About an hour later, as I was sliding some chicken breasts into the oven, my mother called.

“Macy,” she said, “I need you to get me a phone number.”

“Okay,” I said, starting toward her office. “Let me just get your phone book.”

“No, I think you know it. It’s for that woman, Delia. The woman you worked for.”

“Delia?” I said.

“Yes.”

I just stood there for a second, waiting for her to offer an explanation. When she didn’t, I said, “Why . . .?”

“Because,” she said, “Rathka has just quit, and every other catering company is already booked for next Saturday or on vacation. This is a last resort.”

“Rathka quit?” I asked, incredulous.

“Macy,” she said. “The number, please.”

I knew there was no way Delia would do it: she hadn’t booked any jobs since Avery had been born, and it was way short notice. But with the way my mother’s day had been going, I figured it was better not to point this out. “It’s 555-7823,” I said.

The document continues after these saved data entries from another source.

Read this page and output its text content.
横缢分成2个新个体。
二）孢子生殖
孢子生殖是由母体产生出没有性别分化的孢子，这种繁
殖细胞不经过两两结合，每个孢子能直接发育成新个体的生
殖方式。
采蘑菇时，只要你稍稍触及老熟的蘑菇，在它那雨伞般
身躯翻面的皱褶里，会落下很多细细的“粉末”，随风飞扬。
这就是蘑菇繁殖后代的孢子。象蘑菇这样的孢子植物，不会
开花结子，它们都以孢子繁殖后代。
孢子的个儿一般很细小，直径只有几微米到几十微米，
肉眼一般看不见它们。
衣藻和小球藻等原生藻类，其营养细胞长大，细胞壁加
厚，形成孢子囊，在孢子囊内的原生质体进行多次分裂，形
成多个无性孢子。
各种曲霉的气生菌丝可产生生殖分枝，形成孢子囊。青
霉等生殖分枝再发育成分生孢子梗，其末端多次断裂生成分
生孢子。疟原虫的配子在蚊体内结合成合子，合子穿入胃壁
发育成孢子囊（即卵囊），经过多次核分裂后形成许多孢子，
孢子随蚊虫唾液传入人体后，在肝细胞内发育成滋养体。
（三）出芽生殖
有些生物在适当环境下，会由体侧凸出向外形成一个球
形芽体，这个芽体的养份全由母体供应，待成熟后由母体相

“Thank you,” she said. “I’ll be home soon.” And then there was a click, and she was gone.

Chapter Nineteen

My sister stayed away for a full week, completely and totally incommunicado. She stopped answering her cell phone and ignored all emails, and when we finally got through on her home phone, it was always Wally who answered, his voice stiff and forced enough that it was immediately clear not only that he had been coached to say she was out but that she was standing right there behind him as he did so.

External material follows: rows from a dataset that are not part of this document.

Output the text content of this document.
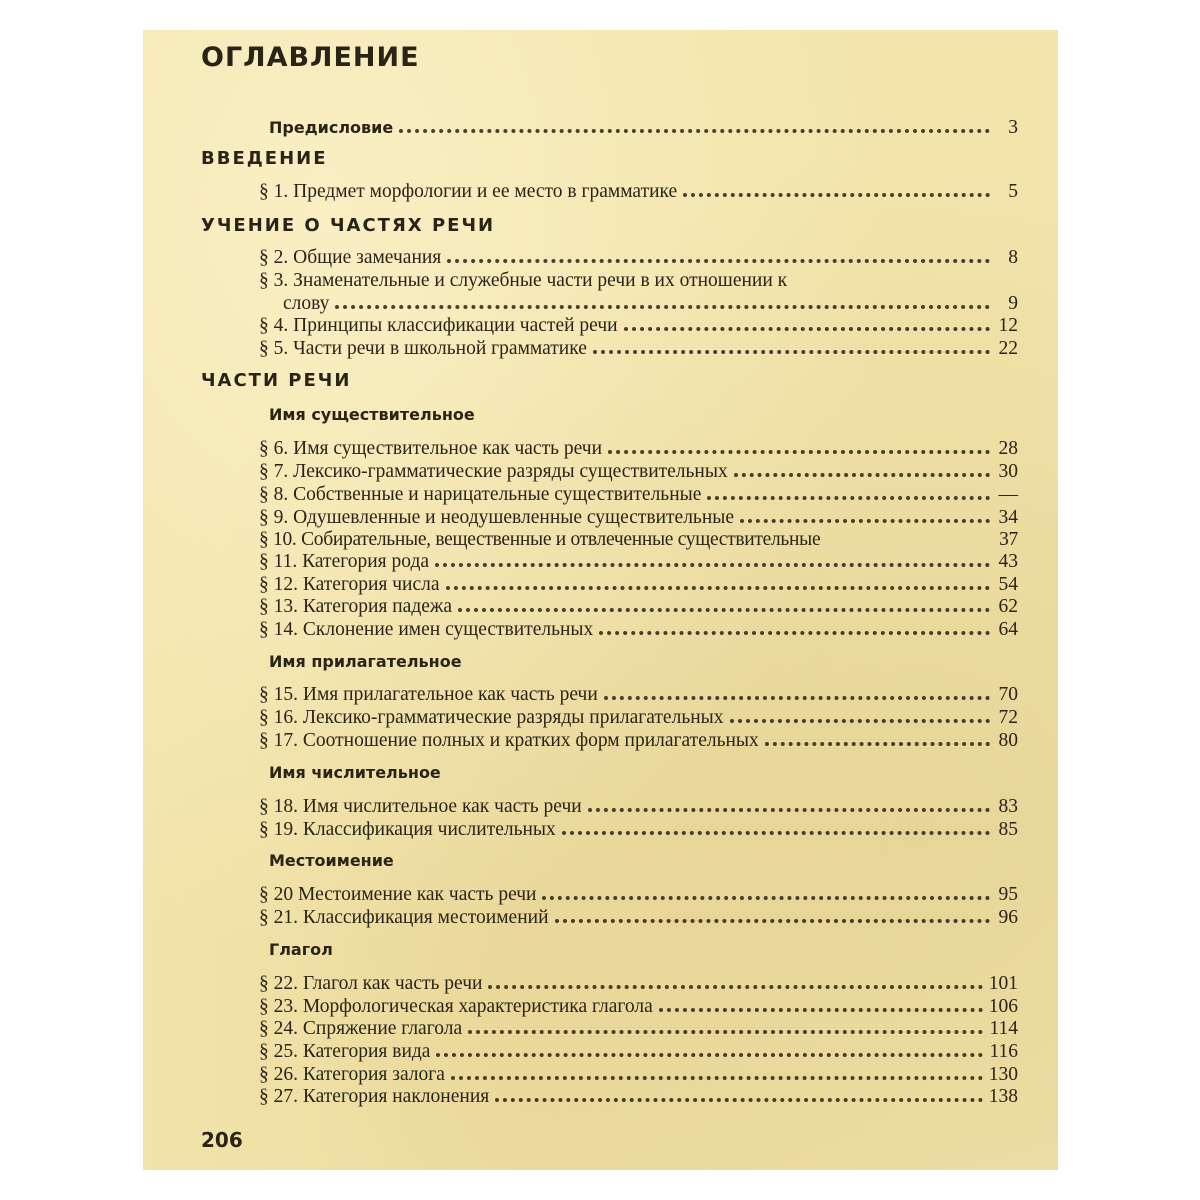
ОГЛАВЛЕНИЕ
Предисловие	3
ВВЕДЕНИЕ
§ 1. Предмет морфологии и ее место в грамматике	5
УЧЕНИЕ О ЧАСТЯХ РЕЧИ
§ 2. Общие замечания	8
§ 3. Знаменательные и служебные части речи в их отношении к
слову	9
§ 4. Принципы классификации частей речи	12
§ 5. Части речи в школьной грамматике	22
ЧАСТИ РЕЧИ
Имя существительное
§ 6. Имя существительное как часть речи	28
§ 7. Лексико-грамматические разряды существительных	30
§ 8. Собственные и нарицательные существительные	—
§ 9. Одушевленные и неодушевленные существительные	34
§ 10. Собирательные, вещественные и отвлеченные существительные	37
§ 11. Категория рода	43
§ 12. Категория числа	54
§ 13. Категория падежа	62
§ 14. Склонение имен существительных	64
Имя прилагательное
§ 15. Имя прилагательное как часть речи	70
§ 16. Лексико-грамматические разряды прилагательных	72
§ 17. Соотношение полных и кратких форм прилагательных	80
Имя числительное
§ 18. Имя числительное как часть речи	83
§ 19. Классификация числительных	85
Местоимение
§ 20 Местоимение как часть речи	95
§ 21. Классификация местоимений	96
Глагол
§ 22. Глагол как часть речи	101
§ 23. Морфологическая характеристика глагола	106
§ 24. Спряжение глагола	114
§ 25. Категория вида	116
§ 26. Категория залога	130
§ 27. Категория наклонения	138
206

“She’ll get over it,” my mother kept saying, each time I relayed my thwarted efforts to reach her. “She will.”

My mother wasn’t worried, even if I was. There were other, bigger concerns on her mind now. And they all had to do with the gala reception.

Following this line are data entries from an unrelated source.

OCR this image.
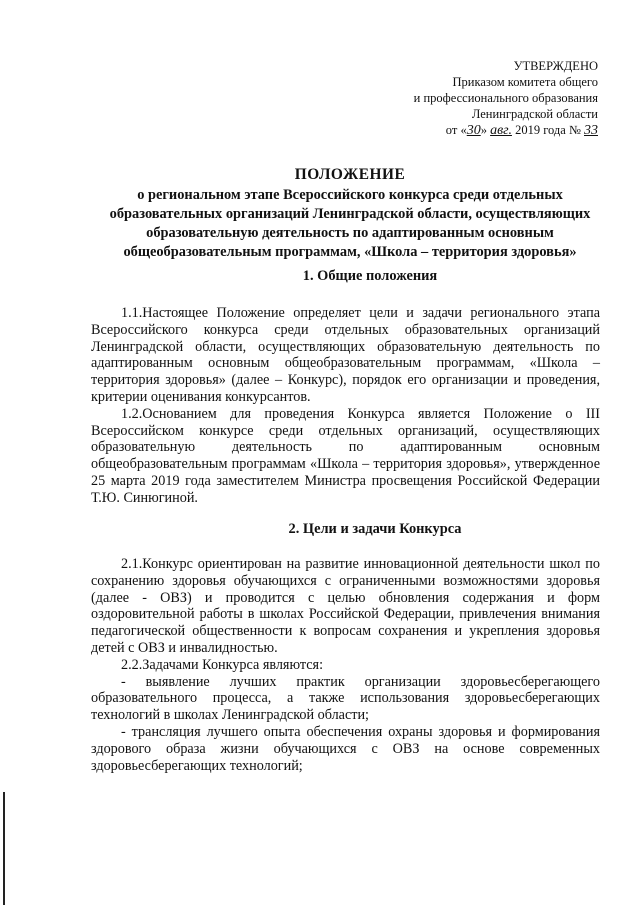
УТВЕРЖДЕНО
Приказом комитета общего
и профессионального образования
Ленинградской области
от «30» авг. 2019 года № 33
ПОЛОЖЕНИЕ
о региональном этапе Всероссийского конкурса среди отдельных
образовательных организаций Ленинградской области, осуществляющих
образовательную деятельность по адаптированным основным
общеобразовательным программам, «Школа – территория здоровья»
1. Общие положения

1.1.Настоящее Положение определяет цели и задачи регионального этапа Всероссийского конкурса среди отдельных образовательных организаций Ленинградской области, осуществляющих образовательную деятельность по адаптированным основным общеобразовательным программам, «Школа – территория здоровья» (далее – Конкурс), порядок его организации и проведения, критерии оценивания конкурсантов.

1.2.Основанием для проведения Конкурса является Положение о III Всероссийском конкурсе среди отдельных организаций, осуществляющих образовательную деятельность по адаптированным основным общеобразовательным программам «Школа – территория здоровья», утвержденное 25 марта 2019 года заместителем Министра просвещения Российской Федерации Т.Ю. Синюгиной.

2. Цели и задачи Конкурса

2.1.Конкурс ориентирован на развитие инновационной деятельности школ по сохранению здоровья обучающихся с ограниченными возможностями здоровья (далее - ОВЗ) и проводится с целью обновления содержания и форм оздоровительной работы в школах Российской Федерации, привлечения внимания педагогической общественности к вопросам сохранения и укрепления здоровья детей с ОВЗ и инвалидностью.

2.2.Задачами Конкурса являются:

- выявление лучших практик организации здоровьесберегающего образовательного процесса, а также использования здоровьесберегающих технологий в школах Ленинградской области;

- трансляция лучшего опыта обеспечения охраны здоровья и формирования здорового образа жизни обучающихся с ОВЗ на основе современных здоровьесберегающих технологий;
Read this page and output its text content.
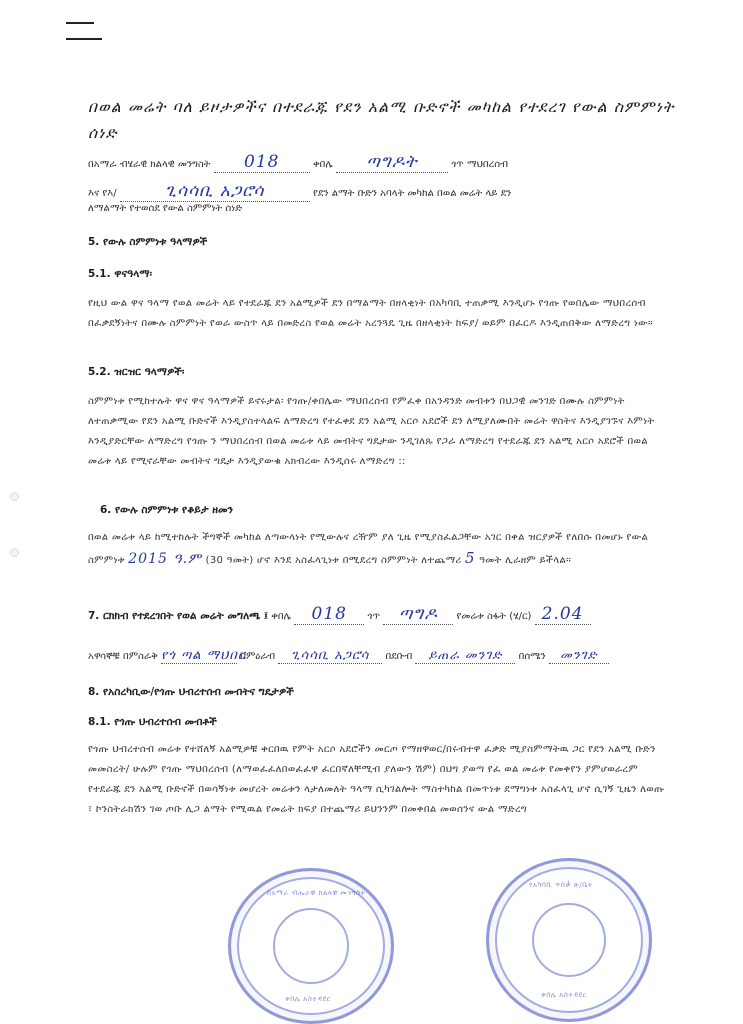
በወል መሬት ባለ ይዞታዎችና በተደራጁ የደን አልሚ ቡድኖች መካከል የተደረገ የውል ስምምነት ሰነድ
በአማራ ብሄራዊ ክልላዊ መንግስት 018	ቀበሌ ጣግዶት	ጎጥ ማህበረሰብ
እና የእ/	ጊሳሳቢ አጋሮሳ	የደን ልማት ቡድን አባላት መካከል በወል መሬት ላይ ደን
ለማልማት የተወሰደ የውል ስምምነት ሰነድ
5. የውሉ ስምምነቱ ዓላማዎች
5.1. ዋናዓላማ፡
የዚህ ውል ዋና ዓላማ የወል መሬት ላይ የተደራጁ ደን አልሚዎች ደን በማልማት በዘላቂነት በአካባቢ ተጠቃሚ እንዲሆኑ የጎጡ የወበሌው ማህበረሰብ በፈቃደኝነትና በሙሉ ስምምነት የወራ ውስጥ ላይ በመድረስ የወል መሬት አረንጓዴ ጊዜ በዘላቂነት ከፍያ/ ወይም በፈርዶ እንዲጠበቅው ለማድረግ ነው።
5.2. ዝርዝር ዓላማዎች፡
ስምምነቱ የሚከተሉት ዋና ዋና ዓላማዎች ይኖሩታል፡ የጎጡ/ቀበሌው ማህበረሰብ የምፈቀ በአንዳንድ መብቱን በህጋዊ መንገድ በሙሉ ስምምነት ለተጠቃሚው የደን አልሚ ቡድኖች እንዲያስተላልፍ ለማድረግ የተፈቀደ ደን አልሚ አርሶ አደሮች ደን ለሚያለሙበት መሬት ዋስትና እንዲያገኙና እምነት እንዲያድርቸው ለማድረግ የጎጡ ን ማህበረሰብ በወል መሬቱ ላይ መብትና ግዴታው ንዲገለጹ የጋራ ለማድረግ የተደራጁ ደን አልሚ አርሶ አደሮች በወል መሬቱ ላይ የሚኖራቸው መብትና ግዴታ እንዲያውቁ አክብረው እንዲሰሩ ለማድረግ ::
6. የውሉ ስምምነቱ የቆይታ ዘመን
በወል መሬቱ ላይ ከሚተከሉት ችግኞች መካከል ለጣውላነት የሚውሉና ረዥም ያለ ጊዜ የሚያስፈልጋቸው አገር በቀል ዝርያዎች የለበሱ በመሆኑ የውል ስምምነቱ 2015 ዓ.ም (30 ዓመት) ሆኖ እንደ አስፈላጊነቱ በሚደረግ ስምምነት ለተጨማሪ 5 ዓመት ሊራዘም ይችላል።
7. ርክክብ የተደረገበት የወል መሬት መግለጫ ፤ ቀበሌ 018 ጎጥ ጣግዶ የመሬቱ ስፋት (ሄ/ር) 2.04
አዋሳኞቹ በምስራቅ የጎ ጣል ማህበር በምዕራብ ጊሳሳቢ አጋሮሳ በደቡብ ይጠራ መንገድ በሰሜን መንገድ
8. የአስረካቢው/የጎጡ ህብረተሰብ መብትና ግዴታዎች
8.1. የጎጡ ህብረተሰብ መብቶች
የጎጡ ህብረተሰብ መሬቱ የተሸለኝ አልሚዎቹ ቀርበዉ የምት አርሶ አደሮችን መርጦ የማዘዋወር/በሩብተዋ ፈቃድ ሚያስምማትዉ ጋር የደን አልሚ ቡድን መመስረት/ ሁሉም የጎጡ ማህበረሰብ (ለማወፈፈለበወፈፈዋ ፈርበኛለቸሚብ ያለውን ሽም) በህግ ያወጣ የፈ ወል መሬቱ የመቀየን ያምሆወራረም የተደራጁ ደን አልሚ ቡድኖች በወሳኝነቱ መሆረት መሬቱን ላታለመለት ዓላማ ሲካገልሎት ማስተካከል በመጥነቱ ደማግነቱ አስፈላጊ ሆኖ ሲገኝ ጊዜን ለወጡ ፣ ኮንስትራክሽን ገወ ጦቡ ሊጋ ልማት የሚዉል የመሬት ክፍያ በተጨማሪ ይህንንም በመቀበል መወሰንና ውል ማድረግ
በአማራ ብሔራዊ ክልላዊ መንግስት
ቀበሌ አስተዳደር
የአካባቢ ጥበቃ ጽ/ቤት
ቀበሌ አስተዳደር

It had started with Rathka quitting, but that was only the beginning. In the six days since, it seemed like everything that could go wrong had done just that. When the landscapers came to work on the yard, one of their riding mowers went haywire, ripping up huge clumps of grass and taking out a few shrubs in the process. They did their best to fix it, but the topography remained uneven. Just crossing from the garage to the steps felt like walking over little mountains and valleys. Half of the invitations we’d mailed came back due to some postal error, which meant I had to drive around one hot afternoon, hand delivering them to mailbox after mailbox. The next day, the string quartet cancelled, as three of the four had come down with food poisoning at an outdoor wedding.

The night before the party, however, my mother’s luck seemed to be changing. The guys from the party rental place arrived early to assemble the tent. We stood and watched as they put it up and set up the chairs and tables beneath it, both of us braced for some sort of crisis. But everything went according to plan.

“Wonderful,” she said to the tent guy, handing him his check. “I wasn’t even sure we’d need a tent, but it just makes everything look that much nicer.”

“And also,” he told her, “if it rains, you’re covered.”

She just looked at him. “It is not,” she said, firmly, as if there was no room for negotiation, “going to rain.”

The only other good news my mother had gotten was that Delia, to my surprise, had agreed to take the gala job. It wouldn’t be lamb on fine china, my mother had sighed, but she’d be glad for anything at this point, even if it was chicken on a stick and meatballs.

“Everyone loves meatballs,” I’d told her, but she’d just looked at me before moving on to the next crisis at hand.

In a way, I was kind of grateful for all the various crises, if only because they kept me so busy. I didn’t have time to worry about things, such as the awkwardness of seeing Wes after all this time, or handling Jason, who was now planning to drop by to say hello at some point during the evening. I’d just deal with it when it happened, I told myself, and that would be soon enough.

Now, as the tent guys drove off, I heard a car pull into the driveway. I glanced around the side of the house to see my sister getting out of a truck with a long, wide bed, which was packed with what I first assumed was metal patio furniture or some sort of construction refuse from the beach house. She parked and got out just as another car, which I recognized as belonging to one of my mother’s salesmen, pulled up behind her.

“What on earth has she got there?” my mother asked me as we walked around the side of the house, and suddenly I realized it was Wes’s stuff. Six pieces, at least, although they were stacked in such a way it was hard to tell. By the time we got up to the truck, Caroline had the tailgate down and she and the salesman were pulling a few pieces out, leaning them against the back bumper. I could see a big angel with a barbed-wire halo, as well as a whirligig that had been out at his house the last day I’d been there. It was made up of a series of bicycle wheels—from big ones to the tiny training kind—welded to a twisted piece of rebar.

“Caroline,” my mother called out, her voice forced and cheery. “Hello.”

Caroline didn’t reply at first, but the salesman waved as they continued pulling pieces out and putting them in the driveway: a smaller angel with a stained-glass halo, another whirligig fashioned out of hubcaps and interlocking gears.

“We can just set them up on the grass,” she said to the salesman. “Anywhere’s fine, really.”